Coenzyme Q10 (CoQ10) has a broad spectrum of therapeutic applications that include energy metabolism, cardiovascular health, and neurodegenerative conditions. However, it also has significant potential as a preventative and therapeutic agent in many common optical issues such as glaucoma, diabetic retinopathy, retinal ischemia, photoreceptor degeneration, and macular degeneration.
The power of CoQ10 arises from its antioxidant properties. As a lipid-soluble antioxidant, it readily integrates into the fatty material of the eye, protecting lipids, proteins, and DNA from the damage of oxidative stress by inhibiting the production of reactive oxygen species.
The retina is one of the most metabolically active tissues in the body and the mitochondria are responsible for maintaining healthy regulation of the metabolic activities. Oxidative stress is a chief mechanism by which mitochondria are damaged, subsequently leading to dysfunction, ischemia, apoptosis, and degeneration of the retina. Superoxide dismutases (SODs), cytosolic SOD1 and mitochondrial SOD2, are expressed in the ganglion cell layer in the retina and protect against oxidative damage. CoQ10 supports the function of these antioxidant enzymes not only by directly eradicating free radicals, but also as an essential cofactor in the electron transport system of the mitochondria, it supports the production of ATP. By helping to prevent oxidative stress and optimize mitochondrial function within the retina, CoQ10 protects against the retinal damage caused by ischemia, as well as preventing ischemia associated with poor mitochondria function.

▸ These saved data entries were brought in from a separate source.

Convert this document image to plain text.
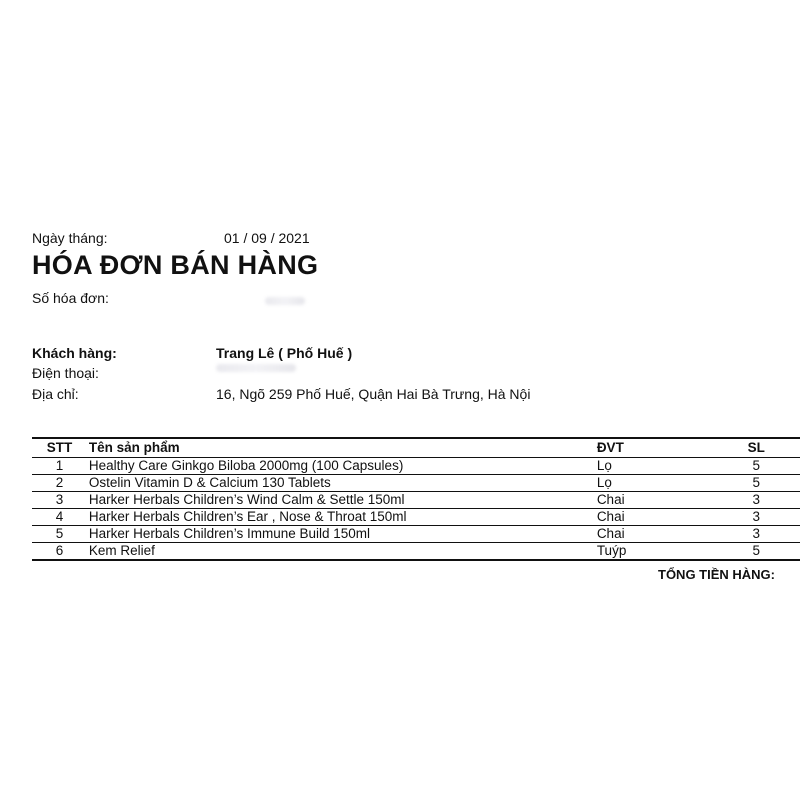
Ngày tháng:	01 / 09 / 2021
HÓA ĐƠN BÁN HÀNG
Số hóa đơn:
Khách hàng:	Trang Lê ( Phố Huế )
Điện thoại:
Địa chỉ:	16, Ngõ 259 Phố Huế, Quận Hai Bà Trưng, Hà Nội
STT	Tên sản phẩm	ĐVT	SL
1	Healthy Care Ginkgo Biloba 2000mg (100 Capsules)	Lọ	5
2	Ostelin Vitamin D & Calcium 130 Tablets	Lọ	5
3	Harker Herbals Children’s Wind Calm & Settle 150ml	Chai	3
4	Harker Herbals Children’s Ear , Nose & Throat 150ml	Chai	3
5	Harker Herbals Children’s Immune Build 150ml	Chai	3
6	Kem Relief	Tuýp	5
TỔNG TIỀN HÀNG:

In an animal study, a diet supplemented with CoQ10 ameliorated oxidative stress and mitochondrial alteration, as well as promoted retinal ganglion cell survival in ischemic retina induced by intraocular pressure elevation within two weeks following ischemic damage. CoQ10 significantly prevented the upregulation of SOD2 and heme oxygenase-1 (HO-1)
protein expression in the ischemic retina, blocked activation of astroglial and microglial cells in the retina, and blocked apoptosis by decreasing caspase-3 protein expression in ischemic retina.
A similar mechanism is behind CoQ10’s ability to help prevent glaucoma, a leading cause of blindness and visual impairment. Glaucoma is also caused by loss of retinal ganglion cells and optic neuropathy. Overactivation of N-methyl-D-aspartate (NMDA) and non-NMDA subtypes of glutamate receptors is a possible factor in cell loss. CoQ10 helps to restrain the accumulation of glutamate by reducing the effects of oxidative stress on mitochondrial function and energy production.
Many common eye conditions including glaucoma, dry eye, diabetic retinopathy, cataract, and age-related macular degeneration are directly caused by mitochondrial dysfunction and, specifically, a lack of adequate energy production. Certainly oxidative stress plays a role in mitochondrial dysfunction; however, as a primary cofactor in mitochondria function, CoQ10 optimizes energy production directly and, therefore, helps to improve mitochondrial function in these eye conditions.
In a prospective, randomized clinical study conducted on 64 patients’ with pseudo-exfoliative glaucoma treated with and without a topical drop combining CoQ10 with vitamin E (Coqun drops), it was found that those receiving the drops had significantly lower aqueous humor levels of superoxide dismutase, indicating an improvement in oxidative stress markers.
Levels of CoQ10 tend to naturally decrease with age, due to decreased synthesis and increased degradation. This trend has often been implicated in the rise of traditional age-related retinal conditions. For example, when CoQ10 levels were determined in plasma and platelets from 19 exudative age-related macular degeneration (AMD) patients and 19 age-matched controls, those with AMD were found to have lower CoQ10 levels and a lesser ability to oppose oxidative damage.
Supplementation may be an easy way to maintain healthy levels of this important antioxidant and retain retinal health. CoQ10 supplementation directly corresponds to plasma levels, indicating that supplementation is an effective way to raise levels for therapeutic applications.